Eske Esquire wrote:
Christ almighty Kachi, yes, it's a textbook fallacious appeal to emotion. You're overreaching in your attempts to one-up gbaji. He's correct this time.
Don't worry, he'll say something silly again in 12-24 hours. Then by all means, go after him.
Edited, Mar 18th 2011 10:57pm by Eske
No, it actually wasn't, because there was content to the appeal (and as if I actively attempt to one-up gbaji-- trust me, it just happens). The fallacy of appeal to emotion is that there is no relevant argument being made; that the argument is solely asking someone to "have a heart." For example, arguing against abortion with, "Killing babies is wrong! Think of that poor child's stolen future!" Conversely, "By killing a fetus, you are taking away that child's future opportunity for happiness," is not a particularly GOOD argument, but neither is it a fallacious appeal to emotion. It is a valid assertion that is relevant to the debate.

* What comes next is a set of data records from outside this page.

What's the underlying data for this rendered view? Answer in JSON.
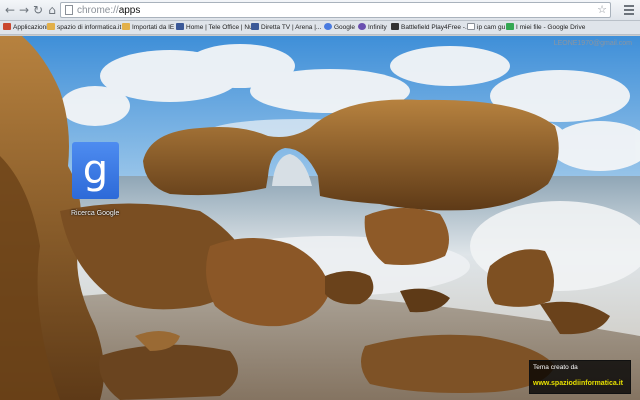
{
  "browser": {
    "back_glyph": "←",
    "forward_glyph": "→",
    "reload_glyph": "↻",
    "home_glyph": "⌂",
    "url_scheme": "chrome://",
    "url_host": "apps",
    "star_glyph": "☆"
  },
  "bookmarks": [
    {
      "label": "Applicazioni",
      "icon": "apps-grid-icon"
    },
    {
      "label": "spazio di informatica.it",
      "icon": "folder-icon"
    },
    {
      "label": "Importati da IE",
      "icon": "folder-icon"
    },
    {
      "label": "Home | Tele Office | Nu...",
      "icon": "page-icon"
    },
    {
      "label": "Diretta TV | Arena |...",
      "icon": "tv-icon"
    },
    {
      "label": "Google",
      "icon": "google-icon"
    },
    {
      "label": "Infinity",
      "icon": "infinity-icon"
    },
    {
      "label": "Battlefield Play4Free -...",
      "icon": "battlefield-icon"
    },
    {
      "label": "ip cam gu",
      "icon": "page-icon"
    },
    {
      "label": "I miei file - Google Drive",
      "icon": "drive-icon"
    }
  ],
  "content": {
    "user_label": "LEONE1970@gmail.com",
    "apps": [
      {
        "name": "Ricerca Google",
        "icon": "google-search-icon",
        "glyph": "g"
      }
    ],
    "credit": {
      "line1": "Tema creato da",
      "line2": "www.spaziodiinformatica.it"
    }
  },
  "colors": {
    "sky": "#4f9ee0",
    "rock": "#8a5a25",
    "surf": "#e8ecef",
    "app_tile": "#3c7be6",
    "credit_link": "#e8e000"
  }
}
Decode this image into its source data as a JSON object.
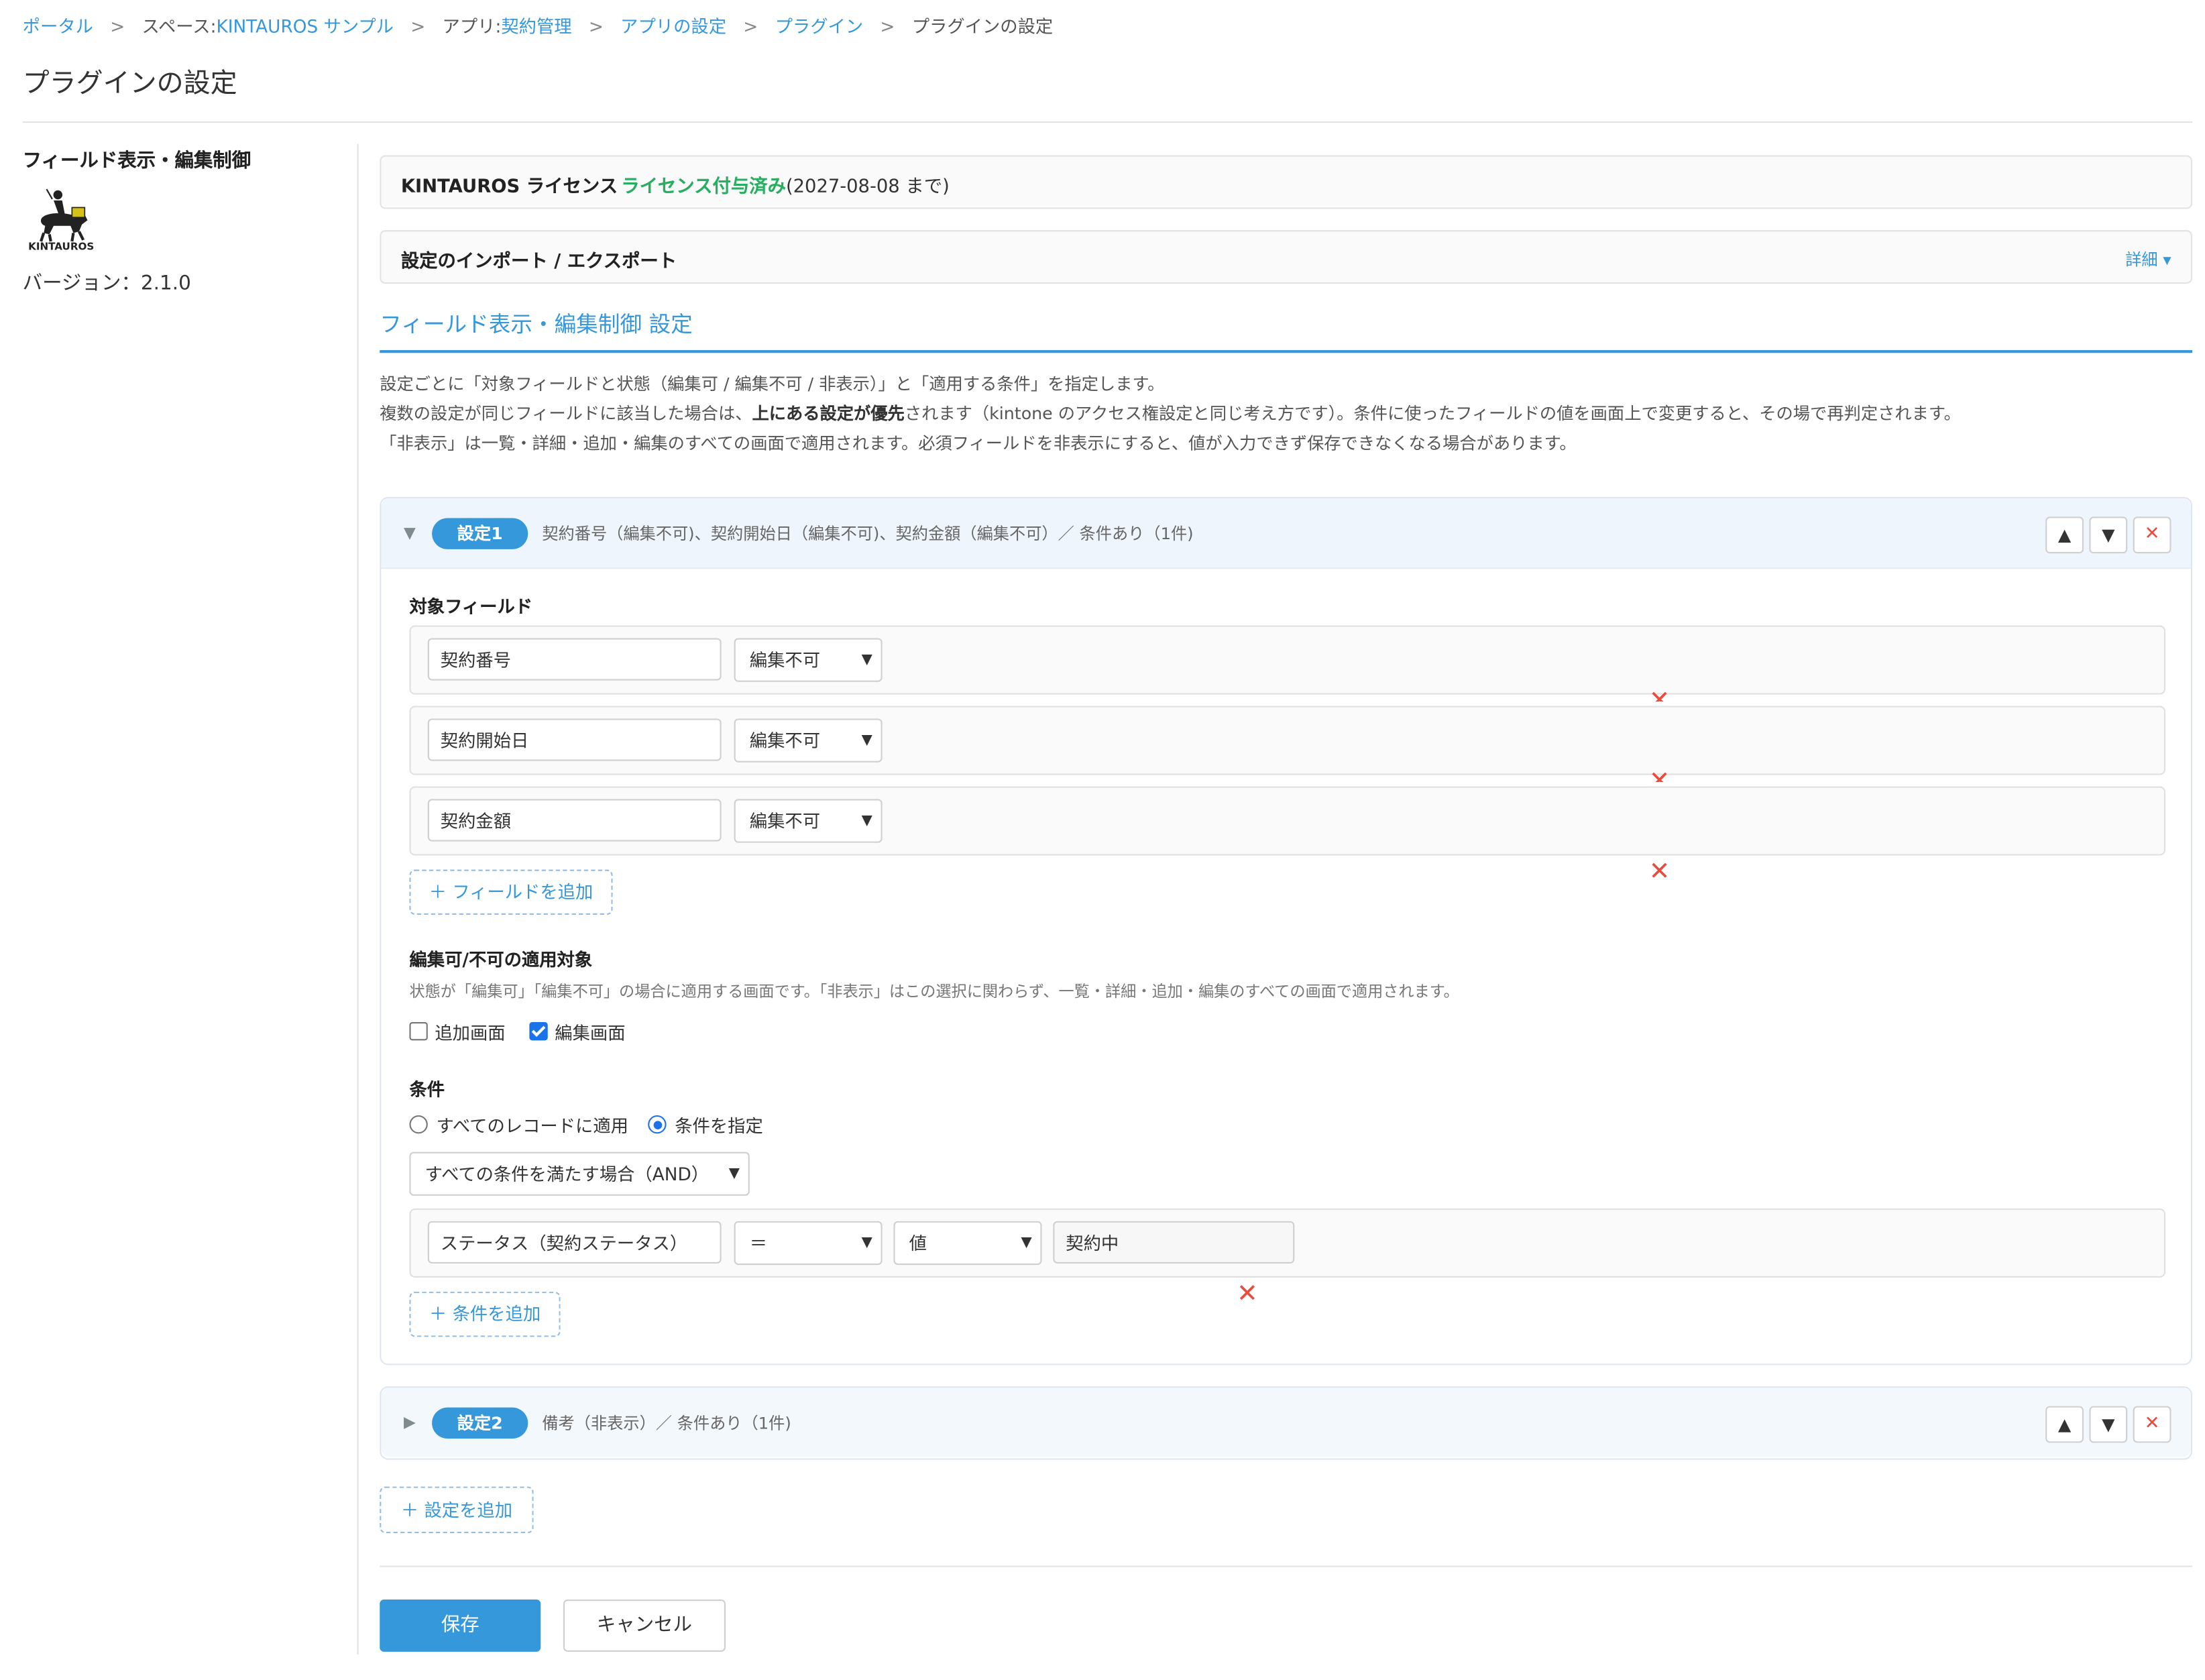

This is the way the fallacy works, and my only interest in pointing it out is out of pedantry and boredom.
Are you on crack or something? Yes, it is. I quoted the very first time the phrase "appeal to emotion" was used in this thread. It was used, by me in response to the exact paragraph from Paul I quoted.
My mistake. As you know I often skip your posts, and I assumed from the context of paulsol's post: "And that is not about emotions. That is what happens." that you accused him of making an appeal to emotion in the prior post. I see that you didn't; however, that doesn't change the fact that the quoted part is not a fallacious appeal to emotion. It is a description of events with the implication that the quality, rather than the quantity, of deaths of one offsets the other.
If you're arguing that it's possible to contrive some other completely unrelated situation where one could argue using an appeal to emotion without it being a fallacy, I really don't want to get involved.
In this case, what Paul said is a logical fallacy commonly referred to as an "appeal to emotion", or more specifically an "appeal to pity".
No, what Paul said is more analogous to the example I already gave:
Just because there is a logical fallacy CALLED "appeal to emotion" does not mean that all emotional appeals are logical fallacies. e.g., "You should stop cheating on your wife, because it hurts her feelings," is an argument that appeals to emotion, but it is not the logical fallacy we classify as "appeal to emotion."
Paul's argument is an appeal to emotions in the context of quality of life, not a plea to be merciful. That is a valid argument; not a fallacy.
If anyone still doubts this, I suggest you do a bit of reading around. I'm tired of arguing something that is pretty well explained by the most basic sources.
Ok, now we're going to get slash fiction of Wint x Kachi somehere... rule 34 and all...
Never confuse your inference as the listener for an implication of the speaker.
Good games are subjective like good food is subjective. You're not going to seriously tell me that there's not a psychological basis for why pizza is great and lutefisk is revolting. The thing about subjectivity is that, as subjects go, humans actually have a great deal in common.